A few months later, he was detained at another airport where the MI5 agent was more direct.
“There’s a lot of ways that we can help each other,” Ahmed recalled him as saying. The agent handed him a card with a phone number.
Despite keeping a clean record, Ahmed confirmed that the agent was more difficult to dismiss than his offer.
The young Muslim was asked to inform on other Muslims in which the agency had an interest, despite his assurances that he has never been involved in terrorism or extremism.
“If I know of a crime, I’ll be duty-bound to stop that crime,” he said.
“You don’t answer about other people,” he added.
The troubles increased when the agent began calling Ahmed’s parents’ home, where he was living at that time.
Agents even paid Ahmed's parents a visit to ask about him one day, though Ahmed was not there.Shortly after, Ahmed was returning home from a pilgrimage to Makkah with his family when he was stopped again for five hours of questioning.
This time agents also detained his mother, a step seen too far for Ahmed.
“I flipped,” he said.
“You keep hitting someone with a stick,” he said, “he’s gonna turn around and hit you one day.”

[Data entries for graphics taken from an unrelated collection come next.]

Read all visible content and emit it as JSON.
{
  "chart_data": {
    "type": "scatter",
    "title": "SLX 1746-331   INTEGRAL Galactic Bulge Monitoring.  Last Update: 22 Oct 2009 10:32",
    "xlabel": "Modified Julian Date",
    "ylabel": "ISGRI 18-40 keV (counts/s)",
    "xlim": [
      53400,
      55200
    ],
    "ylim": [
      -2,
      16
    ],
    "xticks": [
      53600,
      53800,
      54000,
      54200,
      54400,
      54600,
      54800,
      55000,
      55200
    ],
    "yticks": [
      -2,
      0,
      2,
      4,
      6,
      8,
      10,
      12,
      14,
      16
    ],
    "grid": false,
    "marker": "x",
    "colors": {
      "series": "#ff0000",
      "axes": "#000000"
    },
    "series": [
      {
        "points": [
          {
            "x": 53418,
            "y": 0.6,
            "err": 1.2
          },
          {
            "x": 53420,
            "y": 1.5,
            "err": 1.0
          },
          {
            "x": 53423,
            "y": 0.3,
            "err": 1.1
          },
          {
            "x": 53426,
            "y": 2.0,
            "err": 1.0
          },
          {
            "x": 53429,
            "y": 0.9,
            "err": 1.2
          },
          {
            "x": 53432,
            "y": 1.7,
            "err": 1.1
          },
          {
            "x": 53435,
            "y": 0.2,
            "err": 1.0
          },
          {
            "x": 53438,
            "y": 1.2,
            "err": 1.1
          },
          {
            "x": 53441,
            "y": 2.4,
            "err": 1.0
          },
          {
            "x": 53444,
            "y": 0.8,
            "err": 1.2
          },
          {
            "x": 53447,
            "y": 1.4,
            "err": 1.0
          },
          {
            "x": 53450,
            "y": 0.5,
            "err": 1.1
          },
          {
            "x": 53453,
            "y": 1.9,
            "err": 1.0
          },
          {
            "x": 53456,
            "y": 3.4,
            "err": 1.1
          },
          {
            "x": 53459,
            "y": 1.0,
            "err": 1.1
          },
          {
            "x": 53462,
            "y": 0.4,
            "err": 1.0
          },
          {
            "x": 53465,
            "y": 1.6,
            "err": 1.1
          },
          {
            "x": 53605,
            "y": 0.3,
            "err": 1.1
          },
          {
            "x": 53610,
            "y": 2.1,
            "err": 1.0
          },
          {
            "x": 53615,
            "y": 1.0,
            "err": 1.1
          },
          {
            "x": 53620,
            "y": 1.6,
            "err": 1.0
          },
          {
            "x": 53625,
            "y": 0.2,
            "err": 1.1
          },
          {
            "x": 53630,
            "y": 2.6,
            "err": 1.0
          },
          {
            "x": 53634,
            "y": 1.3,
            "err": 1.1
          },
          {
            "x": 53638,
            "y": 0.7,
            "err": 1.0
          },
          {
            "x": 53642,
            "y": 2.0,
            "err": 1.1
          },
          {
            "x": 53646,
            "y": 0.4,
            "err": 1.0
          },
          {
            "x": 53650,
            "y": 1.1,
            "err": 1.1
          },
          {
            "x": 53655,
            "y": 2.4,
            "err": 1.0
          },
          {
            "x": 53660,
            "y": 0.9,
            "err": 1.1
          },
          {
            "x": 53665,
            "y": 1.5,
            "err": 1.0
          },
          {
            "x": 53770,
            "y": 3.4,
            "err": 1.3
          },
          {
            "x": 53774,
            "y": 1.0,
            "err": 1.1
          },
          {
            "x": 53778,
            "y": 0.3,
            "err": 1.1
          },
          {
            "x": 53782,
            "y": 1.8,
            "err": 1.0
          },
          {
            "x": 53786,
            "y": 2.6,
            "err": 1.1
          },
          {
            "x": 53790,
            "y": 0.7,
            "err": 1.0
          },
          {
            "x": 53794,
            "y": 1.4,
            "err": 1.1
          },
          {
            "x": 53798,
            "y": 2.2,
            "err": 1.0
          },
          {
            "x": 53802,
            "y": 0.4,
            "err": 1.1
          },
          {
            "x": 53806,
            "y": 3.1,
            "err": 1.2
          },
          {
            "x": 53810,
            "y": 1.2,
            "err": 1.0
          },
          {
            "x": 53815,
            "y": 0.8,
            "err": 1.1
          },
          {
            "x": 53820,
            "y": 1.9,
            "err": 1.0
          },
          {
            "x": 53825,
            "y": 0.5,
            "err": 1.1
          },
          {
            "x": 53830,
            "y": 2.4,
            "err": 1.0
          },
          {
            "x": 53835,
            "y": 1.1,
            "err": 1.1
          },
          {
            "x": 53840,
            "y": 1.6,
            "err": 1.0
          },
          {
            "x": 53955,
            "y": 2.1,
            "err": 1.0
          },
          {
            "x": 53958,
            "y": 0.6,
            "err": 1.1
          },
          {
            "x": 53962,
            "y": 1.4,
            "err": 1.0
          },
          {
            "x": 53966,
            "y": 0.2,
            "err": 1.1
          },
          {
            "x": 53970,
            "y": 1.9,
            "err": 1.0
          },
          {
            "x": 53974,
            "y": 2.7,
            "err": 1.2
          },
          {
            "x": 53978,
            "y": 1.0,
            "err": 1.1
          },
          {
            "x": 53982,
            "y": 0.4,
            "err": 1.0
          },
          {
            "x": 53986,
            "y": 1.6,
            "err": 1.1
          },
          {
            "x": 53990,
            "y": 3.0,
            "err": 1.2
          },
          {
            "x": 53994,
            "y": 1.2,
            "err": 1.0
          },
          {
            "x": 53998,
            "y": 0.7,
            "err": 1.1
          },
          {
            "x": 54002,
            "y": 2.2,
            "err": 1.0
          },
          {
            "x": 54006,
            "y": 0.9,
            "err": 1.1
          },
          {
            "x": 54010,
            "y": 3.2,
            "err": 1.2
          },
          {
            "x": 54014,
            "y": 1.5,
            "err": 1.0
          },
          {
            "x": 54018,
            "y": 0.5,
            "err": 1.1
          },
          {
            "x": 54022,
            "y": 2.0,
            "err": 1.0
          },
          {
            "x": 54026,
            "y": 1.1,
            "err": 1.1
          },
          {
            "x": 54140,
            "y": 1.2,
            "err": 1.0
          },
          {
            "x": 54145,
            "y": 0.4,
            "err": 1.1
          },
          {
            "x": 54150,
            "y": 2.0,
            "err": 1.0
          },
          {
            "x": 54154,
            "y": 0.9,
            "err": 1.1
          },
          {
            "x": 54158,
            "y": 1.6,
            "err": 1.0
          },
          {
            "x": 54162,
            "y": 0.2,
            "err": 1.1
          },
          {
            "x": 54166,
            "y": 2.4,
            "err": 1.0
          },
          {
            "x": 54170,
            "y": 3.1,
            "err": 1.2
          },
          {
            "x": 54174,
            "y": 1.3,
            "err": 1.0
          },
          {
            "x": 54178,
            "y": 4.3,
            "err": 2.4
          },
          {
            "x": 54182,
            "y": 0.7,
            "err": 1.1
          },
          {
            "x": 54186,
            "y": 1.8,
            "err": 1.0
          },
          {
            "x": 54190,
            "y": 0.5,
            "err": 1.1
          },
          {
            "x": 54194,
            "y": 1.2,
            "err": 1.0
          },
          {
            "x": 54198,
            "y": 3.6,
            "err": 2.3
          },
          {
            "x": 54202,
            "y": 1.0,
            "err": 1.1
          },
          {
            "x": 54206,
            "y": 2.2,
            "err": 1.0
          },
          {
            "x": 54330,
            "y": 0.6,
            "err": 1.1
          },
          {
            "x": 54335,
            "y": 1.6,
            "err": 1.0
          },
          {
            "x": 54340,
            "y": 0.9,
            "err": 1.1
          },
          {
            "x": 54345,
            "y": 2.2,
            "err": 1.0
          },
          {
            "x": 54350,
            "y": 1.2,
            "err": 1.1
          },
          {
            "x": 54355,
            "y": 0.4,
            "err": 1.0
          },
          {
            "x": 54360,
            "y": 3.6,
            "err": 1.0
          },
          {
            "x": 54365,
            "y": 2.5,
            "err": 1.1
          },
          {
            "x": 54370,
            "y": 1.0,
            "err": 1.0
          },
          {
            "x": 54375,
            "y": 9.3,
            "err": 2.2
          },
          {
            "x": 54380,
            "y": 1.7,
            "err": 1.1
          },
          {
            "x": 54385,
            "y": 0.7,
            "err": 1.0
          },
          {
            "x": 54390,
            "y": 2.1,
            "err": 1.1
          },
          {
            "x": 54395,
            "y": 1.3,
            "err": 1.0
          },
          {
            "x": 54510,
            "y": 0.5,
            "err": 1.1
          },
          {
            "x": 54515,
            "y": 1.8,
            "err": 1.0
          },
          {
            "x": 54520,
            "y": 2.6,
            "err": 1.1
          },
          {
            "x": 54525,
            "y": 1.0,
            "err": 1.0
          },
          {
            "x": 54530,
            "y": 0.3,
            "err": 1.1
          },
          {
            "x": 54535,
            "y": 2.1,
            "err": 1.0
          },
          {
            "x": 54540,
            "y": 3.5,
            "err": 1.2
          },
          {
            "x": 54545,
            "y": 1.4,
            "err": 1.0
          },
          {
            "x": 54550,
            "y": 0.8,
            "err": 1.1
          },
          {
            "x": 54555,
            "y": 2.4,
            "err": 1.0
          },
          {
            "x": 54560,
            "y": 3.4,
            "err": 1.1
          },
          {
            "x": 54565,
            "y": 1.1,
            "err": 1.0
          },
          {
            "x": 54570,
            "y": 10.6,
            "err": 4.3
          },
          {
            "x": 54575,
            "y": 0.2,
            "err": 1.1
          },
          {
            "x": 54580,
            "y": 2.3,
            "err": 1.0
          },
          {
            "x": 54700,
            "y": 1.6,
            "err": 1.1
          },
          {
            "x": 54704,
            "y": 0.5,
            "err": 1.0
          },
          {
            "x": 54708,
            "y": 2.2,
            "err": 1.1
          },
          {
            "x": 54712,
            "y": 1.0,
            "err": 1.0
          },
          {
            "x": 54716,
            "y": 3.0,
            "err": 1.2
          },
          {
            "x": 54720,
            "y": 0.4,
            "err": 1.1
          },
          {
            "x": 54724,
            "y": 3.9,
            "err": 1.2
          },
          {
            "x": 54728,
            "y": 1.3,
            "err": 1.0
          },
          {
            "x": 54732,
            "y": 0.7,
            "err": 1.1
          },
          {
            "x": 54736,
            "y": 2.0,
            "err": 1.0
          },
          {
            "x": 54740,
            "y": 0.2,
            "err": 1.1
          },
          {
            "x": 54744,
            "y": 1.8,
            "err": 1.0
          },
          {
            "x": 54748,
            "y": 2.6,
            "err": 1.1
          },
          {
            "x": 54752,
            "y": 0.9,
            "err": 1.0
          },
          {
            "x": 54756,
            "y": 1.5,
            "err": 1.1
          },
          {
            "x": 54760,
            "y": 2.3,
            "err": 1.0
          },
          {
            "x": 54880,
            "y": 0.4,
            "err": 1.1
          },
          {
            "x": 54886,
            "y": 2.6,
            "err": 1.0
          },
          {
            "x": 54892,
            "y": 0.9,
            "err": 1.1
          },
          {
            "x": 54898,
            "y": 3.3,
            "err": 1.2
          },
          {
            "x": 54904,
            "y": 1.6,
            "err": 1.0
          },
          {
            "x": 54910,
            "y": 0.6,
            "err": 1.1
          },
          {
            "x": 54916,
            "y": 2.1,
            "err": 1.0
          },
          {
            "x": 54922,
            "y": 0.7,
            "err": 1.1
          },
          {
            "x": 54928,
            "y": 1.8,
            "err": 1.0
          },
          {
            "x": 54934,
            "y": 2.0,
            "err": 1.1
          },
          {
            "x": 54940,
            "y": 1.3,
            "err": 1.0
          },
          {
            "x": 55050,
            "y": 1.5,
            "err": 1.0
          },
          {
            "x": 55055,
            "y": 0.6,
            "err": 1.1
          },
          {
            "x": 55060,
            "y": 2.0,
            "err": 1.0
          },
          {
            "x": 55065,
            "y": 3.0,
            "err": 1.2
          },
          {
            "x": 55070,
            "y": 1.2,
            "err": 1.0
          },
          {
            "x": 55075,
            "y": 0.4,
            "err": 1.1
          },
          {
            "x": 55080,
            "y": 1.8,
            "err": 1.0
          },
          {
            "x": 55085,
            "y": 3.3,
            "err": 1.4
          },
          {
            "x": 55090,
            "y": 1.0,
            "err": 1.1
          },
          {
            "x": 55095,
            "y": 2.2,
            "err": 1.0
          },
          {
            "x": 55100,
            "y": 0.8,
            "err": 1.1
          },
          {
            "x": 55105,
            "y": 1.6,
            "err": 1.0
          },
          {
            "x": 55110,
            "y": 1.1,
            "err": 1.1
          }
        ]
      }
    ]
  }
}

Ahmed’s case is not unique after several reports about the campaigns to recruit young Muslims as informers have surfaced over the years.
In 2009, five young Muslim men told the Independent newspaper they’d been pressured to work for MI5.
One of them, a community worker named Mahdi Hashi, was later taken into custody and stripped of his British citizenship while visiting family in Somalia.
He surfaced last December in a US court, where he faces terrorism charges, which he denies.
Michael Adebolajo, a suspect in the fatal stabbing of soldier Lee Rigby in London last May, was also recruited by MI5 months before the attack, a friend of his told the BBC. His trial is set to begin this month.